No obstante, se podría contestar fácilmente a esa engañosa dialéctica, sirviéndonos sin más de las frases y oraciones entresacadas de los propios textos de Quadrado. Poco antes vimos que propugnaba la unión «contra la intrusión del enemigo común». Y si nos volvemos al preámbulo «Al lector» del Tomo IV de sus Ensayos, Quadrado, al rememorar su actividad literaria en La Unidad Católica, confesaba: «¿Cómo había, pues, [yo] de tomar en lo civil voz alguna de bandería, estrechas e impotentes por sí solas para redimir el derecho cautivo y la nacionalidad perdida, y reivindicar, con los aislados esfuerzos y en beneficio de una fracción exclusiva, el secuestrado cetro de los Borbones, entregado al hijo del extranjero y por añadidura del usurpador de Roma? Importaba, hasta lograr sacudir el yugo común, reconstituir momentáneamente una unidad española a ejemplo de la católica, aplazando para más adelante la cuestión dinástica» (p. VIII). Es decir, que Quadrado por lo menos admitía la ilegitimidad auténtica de Amadeo de Saboya; luego, también reconocía que en las cuestiones jurídico-dinásticas o de legitimidad un católico puede formular veredictos fundados racionalmente. Nada impide, por tanto, que el mismo ecuánime criterio usado para dictaminar la correcta recusación de Amadeo, pueda aplicarse igualmente para conocer verazmente a qué persona le corresponde el «derecho cautivo» o el «secuestrado cetro de los Borbones». Por consiguiente, no se trataría de una «voz de bandería» o «fracción», sino de una verdad que puede y debe ser alcanzada por todo católico en un asunto público de capital importancia. Que Quadrado abogara por aplazar sine die su dilucidación, sólo demuestra, o bien su incongruencia, o bien su mala fe.
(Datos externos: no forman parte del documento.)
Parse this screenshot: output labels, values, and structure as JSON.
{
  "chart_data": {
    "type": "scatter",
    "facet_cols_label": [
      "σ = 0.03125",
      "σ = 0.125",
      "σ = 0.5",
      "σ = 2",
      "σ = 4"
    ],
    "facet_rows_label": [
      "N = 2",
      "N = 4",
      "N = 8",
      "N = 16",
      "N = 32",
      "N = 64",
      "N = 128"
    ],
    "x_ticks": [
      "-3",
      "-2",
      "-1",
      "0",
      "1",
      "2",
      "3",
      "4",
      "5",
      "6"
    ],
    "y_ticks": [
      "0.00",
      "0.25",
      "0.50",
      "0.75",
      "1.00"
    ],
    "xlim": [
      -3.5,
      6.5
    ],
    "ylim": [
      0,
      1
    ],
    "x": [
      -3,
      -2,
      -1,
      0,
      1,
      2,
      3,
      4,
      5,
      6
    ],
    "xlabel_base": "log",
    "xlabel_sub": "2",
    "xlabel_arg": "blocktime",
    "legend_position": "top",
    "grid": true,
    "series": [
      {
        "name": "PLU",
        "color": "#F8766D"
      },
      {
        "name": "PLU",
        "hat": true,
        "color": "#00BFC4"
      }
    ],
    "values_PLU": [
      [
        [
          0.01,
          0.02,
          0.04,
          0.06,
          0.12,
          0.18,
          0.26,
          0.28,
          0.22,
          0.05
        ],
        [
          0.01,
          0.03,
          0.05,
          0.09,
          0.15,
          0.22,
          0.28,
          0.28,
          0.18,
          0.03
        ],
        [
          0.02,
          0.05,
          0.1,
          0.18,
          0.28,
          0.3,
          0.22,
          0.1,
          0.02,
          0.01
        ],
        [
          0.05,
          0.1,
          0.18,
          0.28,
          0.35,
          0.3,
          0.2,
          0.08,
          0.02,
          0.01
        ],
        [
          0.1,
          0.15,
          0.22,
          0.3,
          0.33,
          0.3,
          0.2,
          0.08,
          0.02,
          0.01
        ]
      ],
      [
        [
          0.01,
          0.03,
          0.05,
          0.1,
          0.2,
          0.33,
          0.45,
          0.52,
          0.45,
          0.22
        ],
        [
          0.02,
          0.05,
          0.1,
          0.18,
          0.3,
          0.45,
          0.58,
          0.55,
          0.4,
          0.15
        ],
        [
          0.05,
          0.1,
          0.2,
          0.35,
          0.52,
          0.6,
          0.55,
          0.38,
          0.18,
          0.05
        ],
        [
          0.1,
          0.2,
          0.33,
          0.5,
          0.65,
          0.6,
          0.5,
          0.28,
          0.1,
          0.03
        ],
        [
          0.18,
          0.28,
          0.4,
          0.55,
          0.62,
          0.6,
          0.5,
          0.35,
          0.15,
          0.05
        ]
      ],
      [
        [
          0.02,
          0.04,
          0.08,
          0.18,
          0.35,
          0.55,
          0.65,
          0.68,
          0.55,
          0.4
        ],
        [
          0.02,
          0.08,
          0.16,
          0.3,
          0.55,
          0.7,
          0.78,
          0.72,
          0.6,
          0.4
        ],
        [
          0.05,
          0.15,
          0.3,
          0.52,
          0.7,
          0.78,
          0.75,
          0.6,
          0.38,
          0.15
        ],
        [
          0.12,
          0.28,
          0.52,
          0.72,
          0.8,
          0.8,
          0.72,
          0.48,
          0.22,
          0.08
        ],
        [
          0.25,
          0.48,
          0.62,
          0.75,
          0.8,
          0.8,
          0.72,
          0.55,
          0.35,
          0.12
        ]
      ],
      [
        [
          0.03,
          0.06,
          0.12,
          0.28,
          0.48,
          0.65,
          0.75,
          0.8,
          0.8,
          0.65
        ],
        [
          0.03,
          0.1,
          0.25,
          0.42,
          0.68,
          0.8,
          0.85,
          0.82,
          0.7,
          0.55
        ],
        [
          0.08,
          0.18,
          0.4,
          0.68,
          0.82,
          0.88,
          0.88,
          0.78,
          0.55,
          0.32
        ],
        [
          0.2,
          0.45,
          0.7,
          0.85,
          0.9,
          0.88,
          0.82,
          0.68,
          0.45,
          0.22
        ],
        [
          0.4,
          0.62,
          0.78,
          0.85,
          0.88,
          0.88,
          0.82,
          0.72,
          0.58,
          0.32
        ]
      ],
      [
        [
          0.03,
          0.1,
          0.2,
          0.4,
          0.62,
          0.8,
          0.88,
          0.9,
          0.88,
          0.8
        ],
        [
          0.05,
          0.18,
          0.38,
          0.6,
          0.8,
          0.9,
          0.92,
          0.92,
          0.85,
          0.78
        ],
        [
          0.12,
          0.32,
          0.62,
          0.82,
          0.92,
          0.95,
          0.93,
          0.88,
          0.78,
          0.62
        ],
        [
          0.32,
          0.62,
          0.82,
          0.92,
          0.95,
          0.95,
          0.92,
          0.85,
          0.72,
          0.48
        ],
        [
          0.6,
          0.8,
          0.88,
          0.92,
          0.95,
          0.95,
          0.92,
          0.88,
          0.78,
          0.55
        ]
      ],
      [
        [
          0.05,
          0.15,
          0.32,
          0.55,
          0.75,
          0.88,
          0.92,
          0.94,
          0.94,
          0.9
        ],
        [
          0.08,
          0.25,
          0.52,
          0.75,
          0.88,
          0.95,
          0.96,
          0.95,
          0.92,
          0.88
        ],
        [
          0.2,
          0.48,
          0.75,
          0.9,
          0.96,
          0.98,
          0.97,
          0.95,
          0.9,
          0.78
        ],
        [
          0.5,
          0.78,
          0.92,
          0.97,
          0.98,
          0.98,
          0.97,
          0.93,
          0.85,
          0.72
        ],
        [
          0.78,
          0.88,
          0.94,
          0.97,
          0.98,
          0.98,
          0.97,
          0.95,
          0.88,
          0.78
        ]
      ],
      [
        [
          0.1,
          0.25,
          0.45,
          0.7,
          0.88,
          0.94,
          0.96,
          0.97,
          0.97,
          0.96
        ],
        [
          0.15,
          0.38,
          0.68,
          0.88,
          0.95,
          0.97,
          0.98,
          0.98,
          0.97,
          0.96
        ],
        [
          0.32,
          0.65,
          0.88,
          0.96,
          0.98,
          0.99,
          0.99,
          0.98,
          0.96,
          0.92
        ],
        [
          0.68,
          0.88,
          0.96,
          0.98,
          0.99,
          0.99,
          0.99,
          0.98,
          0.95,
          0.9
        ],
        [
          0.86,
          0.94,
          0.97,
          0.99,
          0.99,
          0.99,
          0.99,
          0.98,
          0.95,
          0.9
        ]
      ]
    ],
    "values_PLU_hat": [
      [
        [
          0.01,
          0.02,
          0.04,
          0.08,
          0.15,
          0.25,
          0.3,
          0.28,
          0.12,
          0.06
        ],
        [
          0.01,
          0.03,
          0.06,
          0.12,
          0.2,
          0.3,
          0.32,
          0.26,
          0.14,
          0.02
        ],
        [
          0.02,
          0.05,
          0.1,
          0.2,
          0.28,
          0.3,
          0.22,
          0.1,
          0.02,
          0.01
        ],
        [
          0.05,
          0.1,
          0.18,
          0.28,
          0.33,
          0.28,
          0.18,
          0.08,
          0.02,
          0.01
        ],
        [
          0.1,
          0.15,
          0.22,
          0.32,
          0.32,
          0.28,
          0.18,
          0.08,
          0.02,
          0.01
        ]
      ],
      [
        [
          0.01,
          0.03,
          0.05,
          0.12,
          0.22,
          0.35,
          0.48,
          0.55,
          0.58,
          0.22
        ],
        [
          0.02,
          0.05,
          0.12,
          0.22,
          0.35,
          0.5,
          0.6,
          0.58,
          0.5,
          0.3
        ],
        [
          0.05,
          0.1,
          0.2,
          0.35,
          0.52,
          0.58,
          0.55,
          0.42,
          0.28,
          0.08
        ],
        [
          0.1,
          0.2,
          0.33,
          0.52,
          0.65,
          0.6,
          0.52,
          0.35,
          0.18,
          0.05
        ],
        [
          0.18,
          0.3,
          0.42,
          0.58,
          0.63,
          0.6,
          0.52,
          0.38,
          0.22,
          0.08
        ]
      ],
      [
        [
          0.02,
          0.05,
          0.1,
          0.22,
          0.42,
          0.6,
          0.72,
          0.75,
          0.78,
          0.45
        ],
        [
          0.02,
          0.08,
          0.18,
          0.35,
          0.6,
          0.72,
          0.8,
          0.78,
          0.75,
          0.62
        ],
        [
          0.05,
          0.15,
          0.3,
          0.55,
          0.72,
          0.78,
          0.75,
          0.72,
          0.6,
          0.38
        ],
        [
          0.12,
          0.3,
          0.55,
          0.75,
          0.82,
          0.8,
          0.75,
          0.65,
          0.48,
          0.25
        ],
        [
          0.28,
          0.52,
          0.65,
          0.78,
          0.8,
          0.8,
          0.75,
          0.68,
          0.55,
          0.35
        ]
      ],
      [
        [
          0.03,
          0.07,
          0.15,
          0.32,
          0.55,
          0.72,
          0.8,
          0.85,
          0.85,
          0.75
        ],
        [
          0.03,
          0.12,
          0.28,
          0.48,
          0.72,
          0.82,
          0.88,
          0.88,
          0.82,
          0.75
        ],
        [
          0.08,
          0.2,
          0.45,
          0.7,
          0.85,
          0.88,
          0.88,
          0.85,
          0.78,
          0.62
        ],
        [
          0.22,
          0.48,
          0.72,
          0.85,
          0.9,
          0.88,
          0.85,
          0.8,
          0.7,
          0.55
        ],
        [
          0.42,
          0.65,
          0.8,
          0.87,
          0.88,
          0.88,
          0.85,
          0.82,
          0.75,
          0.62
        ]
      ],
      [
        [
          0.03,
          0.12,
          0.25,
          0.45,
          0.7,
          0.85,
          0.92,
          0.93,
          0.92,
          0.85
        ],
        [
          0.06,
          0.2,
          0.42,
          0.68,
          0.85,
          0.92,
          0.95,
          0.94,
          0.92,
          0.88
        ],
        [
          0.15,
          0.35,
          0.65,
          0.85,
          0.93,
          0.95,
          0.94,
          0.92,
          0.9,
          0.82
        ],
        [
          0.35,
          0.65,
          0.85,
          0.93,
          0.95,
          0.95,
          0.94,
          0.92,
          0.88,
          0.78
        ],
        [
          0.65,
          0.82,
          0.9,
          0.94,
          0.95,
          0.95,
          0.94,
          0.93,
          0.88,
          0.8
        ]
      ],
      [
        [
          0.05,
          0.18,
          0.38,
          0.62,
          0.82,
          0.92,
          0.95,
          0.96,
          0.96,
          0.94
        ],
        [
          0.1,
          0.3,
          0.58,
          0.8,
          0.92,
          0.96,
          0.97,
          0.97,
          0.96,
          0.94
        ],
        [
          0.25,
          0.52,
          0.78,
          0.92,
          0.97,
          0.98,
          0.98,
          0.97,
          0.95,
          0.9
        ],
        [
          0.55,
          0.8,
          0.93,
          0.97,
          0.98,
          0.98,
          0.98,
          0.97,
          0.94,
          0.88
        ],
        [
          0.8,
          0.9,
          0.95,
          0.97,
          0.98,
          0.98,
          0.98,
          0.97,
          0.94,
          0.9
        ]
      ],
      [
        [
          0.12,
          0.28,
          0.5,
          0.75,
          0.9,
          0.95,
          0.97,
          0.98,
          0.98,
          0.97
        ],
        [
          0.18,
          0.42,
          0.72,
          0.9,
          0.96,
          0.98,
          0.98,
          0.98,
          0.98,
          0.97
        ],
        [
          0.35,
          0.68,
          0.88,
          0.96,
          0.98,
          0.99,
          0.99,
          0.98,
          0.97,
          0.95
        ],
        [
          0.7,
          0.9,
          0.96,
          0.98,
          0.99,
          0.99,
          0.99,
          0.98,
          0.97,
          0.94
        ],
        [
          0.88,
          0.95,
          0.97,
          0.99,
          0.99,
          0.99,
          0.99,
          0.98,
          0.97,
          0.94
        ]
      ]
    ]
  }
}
Por otro lado, en su citado artículo «La bandera y la posición», al recapitular la línea editorial seguida contra los primeros «Gobiernos» del Sexenio Democrático durante su dirección de La Unidad Católica, declaraba: «¿Debía ni por un momento transigir con una revolución, cuyas “conquistas” sin excepción apenas son otros tantos despojos de la Iglesia, y dentro [de] cuyo círculo se denominan conservadores los que meramente tratan de consolidar las hechas, y avanzados los que aspiran a llevarlas adelante, quien más, quien menos, hasta la destrucción radical del catolicismo? Cuando son tan acomodaticias las conciencias, cuando se preconiza por orden establecido y por legalidad constituida el primer momento de descanso y la menor sombra de gobierno que al motín suceden, cuando prescribe en un día el más antiguo y sagrado derecho y en un día se hacen respetables con el título de intereses creados las más indignas usurpaciones, importábame prevenir que el silencio no se interpretara por complaciente homenaje». Antes de nada, es menester subrayar que esta oposición que Quadrado desempeñaba en el Sexenio, era precisamente la que ya venían realizando los carlistas, pero desde el primer momento de la usurpación cristino-isabelina, origen primordial de la Revolución. Lo lógico, entonces, hubiera sido que el escritor mallorquín y los de su bando, si de verdad querían la unidad contra el enemigo anticatólico, se hubieran sumado a quienes ya venían combatiendo contra él desde el minuto uno (como así lo hicieron, por ejemplo, los neocatólicos que honradamente reconocieron y abandonaron sus antiguos errores).
En cualquier caso, vemos que en sus denuncias contra la nueva situación creada tras la «Gloriosa» de septiembre de 1868 incluye: «cuando se prescribe en un día el más antiguo y sagrado derecho, y en un día se hacen respetables con el título de intereses creados las más indignas usurpaciones». Y si bien parece aludir en este caso al enésimo expolio de las propiedades eclesiásticas, nada impide que ese juicio moral objetivo se pueda asimismo extender análogamente a la esfera de la legitimidad monárquica. ¿O es que acaso no se comete una injusticia allí donde se conculque un derecho, sea éste de la especie o modalidad que sea?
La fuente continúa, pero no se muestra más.